On October 30, the AUN community bid farewell to the pioneer Dean of the School of Law, Professor Oladejo Olowu.
Opening a torrent of tributes, President Dekle described Prof Olowu as a very reliable administrator.
“Rarely is someone praised for reliability, but you, Dean Dejo, demonstrate this important quality so well that I must take notice. It has made a difference to me as President and to AUN, and I thank you.”
She said the university would miss him.
“As you set sail into unknown waters, I want you to know that I will miss your inspiring speeches at orientation, your wonderful sense of personal style, and your analytical way of approaching challenges and solving problems.”
Law instructor Olanike Adelakun described Prof. Olowu as “more of a father.”
AVP of Human Resources & Planning, Nourah Bamalli, spoke of how Prof. Olowu earned himself an ‘A’ after his espousal of the alternative dispute resolution (ADR) concept, which he said he would bring into the AUN Law program.
“Through ADR, he would alter the concept of Law studies and practice in our country. At that time, I thought it was going to be an impossible task. But here we are today. This is something great he is leaving behind.”
Dr. David Adetoro of the School of Law said Prof.

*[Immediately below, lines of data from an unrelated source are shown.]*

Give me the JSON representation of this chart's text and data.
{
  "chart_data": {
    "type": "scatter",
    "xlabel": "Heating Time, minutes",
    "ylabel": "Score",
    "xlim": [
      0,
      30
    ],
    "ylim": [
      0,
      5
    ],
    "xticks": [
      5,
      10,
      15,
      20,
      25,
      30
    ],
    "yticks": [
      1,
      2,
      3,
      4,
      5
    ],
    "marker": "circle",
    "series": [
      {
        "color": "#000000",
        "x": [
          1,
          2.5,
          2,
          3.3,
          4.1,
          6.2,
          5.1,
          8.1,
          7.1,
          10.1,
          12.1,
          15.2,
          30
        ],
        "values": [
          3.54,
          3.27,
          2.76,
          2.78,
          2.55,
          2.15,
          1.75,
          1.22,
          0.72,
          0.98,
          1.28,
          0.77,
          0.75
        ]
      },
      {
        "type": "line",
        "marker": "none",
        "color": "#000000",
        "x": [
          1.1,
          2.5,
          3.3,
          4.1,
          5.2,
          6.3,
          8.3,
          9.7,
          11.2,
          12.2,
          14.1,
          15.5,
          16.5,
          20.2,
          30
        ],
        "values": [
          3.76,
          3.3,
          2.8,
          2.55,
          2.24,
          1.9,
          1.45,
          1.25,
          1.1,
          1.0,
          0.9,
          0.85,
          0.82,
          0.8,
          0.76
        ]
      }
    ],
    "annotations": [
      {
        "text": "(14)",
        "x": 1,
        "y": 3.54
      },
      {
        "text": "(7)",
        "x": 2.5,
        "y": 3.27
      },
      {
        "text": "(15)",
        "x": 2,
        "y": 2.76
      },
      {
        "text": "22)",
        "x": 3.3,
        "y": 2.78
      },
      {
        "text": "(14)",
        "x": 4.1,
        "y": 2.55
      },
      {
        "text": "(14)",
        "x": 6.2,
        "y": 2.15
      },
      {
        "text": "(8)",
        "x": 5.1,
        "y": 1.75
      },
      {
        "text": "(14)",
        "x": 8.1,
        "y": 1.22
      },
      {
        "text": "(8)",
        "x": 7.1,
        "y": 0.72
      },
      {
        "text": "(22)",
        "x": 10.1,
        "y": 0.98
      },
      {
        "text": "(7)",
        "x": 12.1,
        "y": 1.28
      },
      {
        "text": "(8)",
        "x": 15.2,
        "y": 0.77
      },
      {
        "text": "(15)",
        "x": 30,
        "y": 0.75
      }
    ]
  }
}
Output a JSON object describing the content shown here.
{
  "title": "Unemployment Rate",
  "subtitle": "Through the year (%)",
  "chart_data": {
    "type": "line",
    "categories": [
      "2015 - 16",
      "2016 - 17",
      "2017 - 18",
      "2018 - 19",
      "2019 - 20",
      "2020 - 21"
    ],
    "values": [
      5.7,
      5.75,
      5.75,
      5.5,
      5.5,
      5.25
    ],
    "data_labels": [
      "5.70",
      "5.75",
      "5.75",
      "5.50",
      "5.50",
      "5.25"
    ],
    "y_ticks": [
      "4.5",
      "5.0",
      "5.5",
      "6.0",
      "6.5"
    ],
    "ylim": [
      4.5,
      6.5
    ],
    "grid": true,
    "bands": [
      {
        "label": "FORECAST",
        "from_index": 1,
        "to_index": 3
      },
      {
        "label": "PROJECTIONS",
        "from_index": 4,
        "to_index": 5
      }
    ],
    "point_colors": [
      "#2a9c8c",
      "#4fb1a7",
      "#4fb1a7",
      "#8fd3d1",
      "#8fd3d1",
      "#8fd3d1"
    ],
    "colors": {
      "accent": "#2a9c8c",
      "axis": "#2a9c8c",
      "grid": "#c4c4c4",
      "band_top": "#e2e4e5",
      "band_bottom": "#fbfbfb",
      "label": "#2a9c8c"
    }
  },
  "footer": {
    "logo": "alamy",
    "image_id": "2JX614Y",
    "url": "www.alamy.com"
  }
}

Olowu was both a teacher and administrator “who carried all faculty members along.”
A third-year Law student, Oluwafunmilayo Mary Bankole, described the outgoing dean as a great source of encouragement.
Secretary to the Board, Barrister Idi Ali, paid glowing tributes to Professor Olowu, whom he noted represented the legal profession creditably, academically and character-wise. “A lawyer without character,” Barrister Idi said, “is a waste of legal training.”
SBE Dean, Professor Attahir Yusuf, applauded Prof. Olowu as an inspiration to everyone around him.
VP Academic Affairs & Provost, Prof. Muhammadou Kah, described him as a committed leader.
“You have lived up to expectations by providing the requisite intellectual leadership, facilitating our learning community to realize our vision for high-quality legal education that exceeds the established requirements of the regulators while accommodating the unique founding of AUN as a liberal art, committed university.”
He said Professor Olowu is counted among those who do their best to uplift the University’s learning community.
Before the farewell cake cutting, the outgoing dean waxed philosophical, describing his assignment at AUN as a “time-bound job.” It was best to leave so that better hands could build on the existing structures.”
He assured the gathering that the School of Law would live and asked all to give his successor the necessary support to carry on.
“The structures are there. The system will run. We built on an institution, not a personality. This was not about Dejo Olowu; it was about an enduring and sustainable program that will stand shoulder to shoulder, if not a shoulder above the competition.”
To every student who comes to the AUN School of Law, he said, “You've got a lifetime referee. All you need to do is connect with me, whether it is for scholarships, studies, or jobs. Professor Olowu will be your number one referee.”